I am trying to find $(x_1,x_2)$ solving the system of equations
$$ p + a_1 x_1 = \dfrac{k_1}{2} a_1 \left[ p + a_1 x_1 + \left(1 + \dfrac{x_1}{s_1} \right) b_2 x_2 \right]^2 \\\\ p + a_2 x_2 = \dfrac{k_2}{2} a_2 \left[ p + a_2 x_2 + \left(1 + \dfrac{x_2}{s_2} \right) b_1 x_1 \right]^2 $$
which looks solvable, but none of the approaches I have tried so far (including https://math.stackexchange.com/a/2148580/449277) has worked.
Any solution or guidance would be most appreciated!
I tried to find a rather simple analytical approach, but, unfortunately, it still looks cumbersome and should lead to an equation of eighth degree, see below.

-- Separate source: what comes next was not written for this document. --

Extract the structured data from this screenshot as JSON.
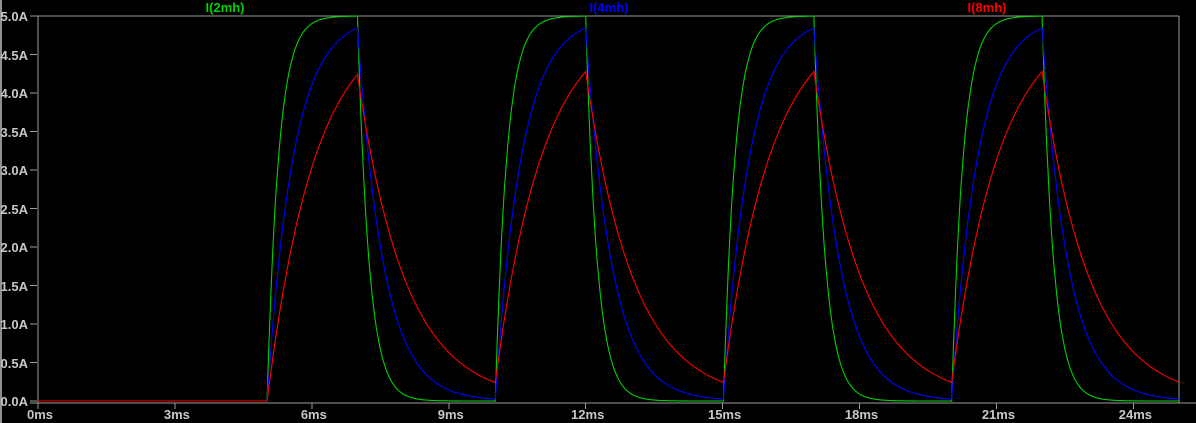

Let us proceed from Paul Sinclair's simplification. If $A_1=0$ then $y_1=-p$ and we have a quadratic equation for $y_2$, if $A_2=0$ then the situation is similar. So we assume that both $A_1$ and $A_2$ are nonzero.
Put $$z_1=p+y_1+\left(1+\frac {y_1}{t_1}\right)c_2y_2 \mbox{ and } z_2=p+y_2+\left(1+\frac {y_2}{t_2}\right)c_1y_1.$$
Then $y_1=A_1z_1^2-p$ and $y_2=A_2z_2^2-p$, so we have the system
$$\begin{cases} z_1=A_1z_1^2+c_2(A_2z_2^2-p)+\frac{c_2}{t_1}(A_1z_1^2-p)(A_2z_2^2-p)\\ z_2=A_2z_2^2+c_1(A_1z_1^2-p)+\frac{c_1}{t_2}(A_1z_1^2-p)(A_2z_2^2-p). \end{cases} $$
If $A_1z_1^2+t_1=p$ or $c_2=0$ then we have at most two possible values for $z_1$ and for each of them two (maybe incompatible) quadratic equations for $z_2$.
So we suppose that $A_1z_1^2+t_1\ne p$ and $c_2\ne 0$. Then
$$\frac{c_1}{t_2}(A_1z_1^2-p)(A_2z_2^2-p)=$$ $$z_2-A_2z_2^2-c_1(A_1z_1^2-p)= \tag{1}$$ $$(z_1-A_1z_1^2-c_2(A_2z_2^2-p))\frac{c_1t_1}{c_2t_2},$$
If $c_1t_1=t_2$ then $$z_2=c_1(A_1z_1^2-p)+\frac{z_1-A_1z_1^2}{c_2}+p.$$
Plugging this value of $z_2$ into the first equation of the system, we obtain a quartic equation for $z_1$.
So we suppose that $c_1t_1\ne t_2$.
Then $$A_2z_2^2-p=\frac{A_1c_1(c_2t_2-t_1)z_1^2+c_1t_1z_1-c_2t_2z_2-c_1c_2t_2p}{c_2(c_1t_1-t_2)}.$$
Plugging this value of $A_2z_2^2-p$ into the first equation of the system, we obtain
$$(z_1-A_1z_1^2)t_1(c_1t_1-t_2)=$$ $$(t_1+A_1z_1^2-p)(A_1c_1(c_2t_2-t_1)z_1^2+c_1t_1z_1-c_2t_2z_2-c_1c_2t_2p),$$
that is a linear equation with respect to $z_2$. Plugging the obtained expression for $z_2$ into the second equality from (1), we should obtain an equation of eighth degree for $z_1$.